Erdogan hat sich überschätzt
9. Januar 2014Bis zum Sommer vergangenen Jahres hätte wohl niemand damit rechnen können, dass 2014 mit einer internationalen Diskussion über die politische Zukunft des türkischen Ministerpräsidenten Recep Tayyip Erdogan beginnt. Von den heftigen innenpolitischen Zerreißproben in seinem Land ganz zu schweigen. Zu positiv war - zumindest nach den Statistiken - die wirtschaftliche Entwicklung der Türkei, die religiös-konservative AKP regiert (noch) mit beneidenswerter absoluter Mehrheit und das Ansehen der Türkei in ihrem geopolitisch fragilen Umfeld als stabilisierender Faktor war gut.

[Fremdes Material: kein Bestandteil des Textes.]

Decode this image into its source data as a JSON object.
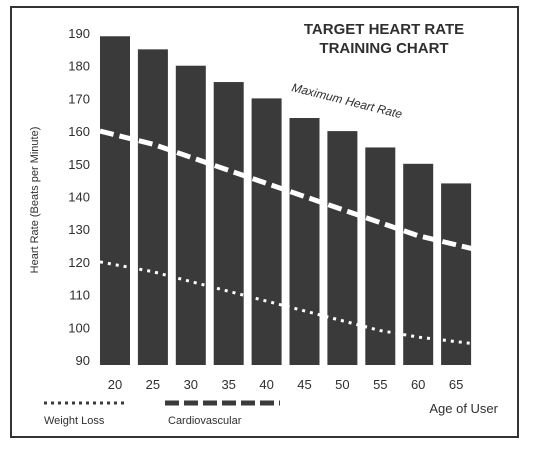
{
  "chart_data": {
    "type": "bar",
    "title": [
      "TARGET HEART RATE",
      "TRAINING CHART"
    ],
    "xlabel": "Age of User",
    "ylabel": "Heart Rate (Beats per Minute)",
    "ylim": [
      90,
      190
    ],
    "yticks": [
      190,
      180,
      170,
      160,
      150,
      140,
      130,
      120,
      110,
      100,
      90
    ],
    "categories": [
      "20",
      "25",
      "30",
      "35",
      "40",
      "45",
      "50",
      "55",
      "60",
      "65"
    ],
    "series": [
      {
        "name": "Maximum Heart Rate",
        "values": [
          189,
          185,
          180,
          175,
          170,
          164,
          160,
          155,
          150,
          144
        ]
      }
    ],
    "lines": [
      {
        "name": "Cardiovascular",
        "style": "dashed",
        "values": [
          160,
          156,
          152,
          148,
          144,
          140,
          136,
          132,
          128,
          124
        ]
      },
      {
        "name": "Weight Loss",
        "style": "dotted",
        "values": [
          120,
          117,
          114,
          111,
          108,
          105,
          102,
          99,
          97,
          95
        ]
      }
    ],
    "annotation": "Maximum Heart Rate",
    "legend": [
      {
        "label": "Weight Loss",
        "style": "dotted"
      },
      {
        "label": "Cardiovascular",
        "style": "dashed"
      }
    ],
    "colors": {
      "bar": "#3a3a3a",
      "line": "#ffffff",
      "text": "#2f2f2f"
    },
    "grid": false,
    "legend_position": "bottom-left"
  }
}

Doch Erdogan hat sich im Gefühl der unerschütterlichen politischen Überlegenheit gänzlich überschätzt. Das Fehlen einer durchschlagskräftigen parlamentarischen Opposition erhöhte seinen Glauben an seine Unfehlbarkeit. Das Krisenmanagement während der Gezi-Park-Proteste war eines demokratischen Landes nicht würdig. Die Polizei ging gegen die Demonstranten und Andersdenkende teilweise sehr brutal vor. Zudem wurden viele Journalisten und vor allem die frühere Führungsriege der türkischen Armee wegen angeblicher Putschpläne mit Hilfe einer Erdogan kaum widersprechenden Justiz zu langjährigen Haftstrafen verurteilt.
Die Suche nach Verbündeten
Doch inzwischen hat sich das Blatt gegen Erdogan gewendet. Die wirtschaftlichen Daten stimmen schon längst nicht mehr froh, die Korruption hat sich bis in die Familien von Ministern vorgefressen. Auch Erdogan blieb von den Ermittlungen von Staatsanwälten und der Polizei nicht verschont und sein Sohn geriet ins Visier der Ermittelnden. Erdogan fühlte sich immer mehr an die Wand gestellt und machte in seiner Panik folgenschwere Fehler: zuerst ließ er nacheinander viele Staatsanwälte versetzen bzw. vom Dienst suspendieren. Und danach wurden Hunderte führende Polizeibeamte und gar Polizeidirektoren in mehreren Provinzen entweder in die Zentrale zurückbeordert oder strafversetzt.
Die Justiz, die bis vor einigen Monaten noch ohne Widerspruch Erdogan zur Erreichung seiner Ziele unterstützt hatte, wurde vom Regierungschef im Verlauf von Korruptionsermittlungen des Putschversuchs beschuldigt. Es wurde einsam um Erdogan. Ratlos auf der Suche nach neuen Verbündeten scheut er inzwischen nicht mal davor zurück, die Verfahren gegen die verurteilten früheren Kommandierenden der Armee neu aufzurollen - weil sie "Opfer von Verschwörungen" geworden sein könnten. So möchte er die Offiziere auf seine Seite gewinnen.
Erdogan möchte Präsident werden
Nein, Erdogan sitzt längst nicht mehr so fest im Sattel wie noch bis vor kurzem. Schuld daran ist nicht zuletzt der seit 1999 in den USA lebende Prediger Fethullah Gülen. Seiner nach ihm benannten Bewegung wird nachgesagt, Teilbereiche des Staatsapparats wie Justiz und Polizei unterwandert zu haben, um Erdogan weiter zu schwächen. Gülen ist inzwischen in der Türkei sehr mächtig. Darüber hinaus findet er mit seiner These über die Fähigkeit des Islam zur Koexistenz mit der Demokratie auch international immer mehr Gehör.
Wie es in der Türkei, dem für Europas Interessen besonders wichtigen Land, weitergehen wird, ist noch nicht zu erkennen. Die landesweiten Kommunalwahlen Ende März könnten Aufschluss darüber geben, ob Erdogans AKP mit einer Wiederholung oder gar mit einem Ausbau des Stimmenanteils von zuletzt 50 Prozent bei den Parlamentswahlen vor drei Jahren rechnen kann. Das wäre nicht zuletzt deshalb wichtig, weil die Amtszeit von Staatspräsident Abdullah Gül Ende August ausläuft. Von Erdogan ist bekannt, dass er zu gerne selbst Präsident einer Türkei mit einem Präsidialsystem sein möchte. Seine Chancen darauf sind allerdings nach seinem gescheiterten Krisenmanagement seit Sommer vergangenen Jahres stark gesunken.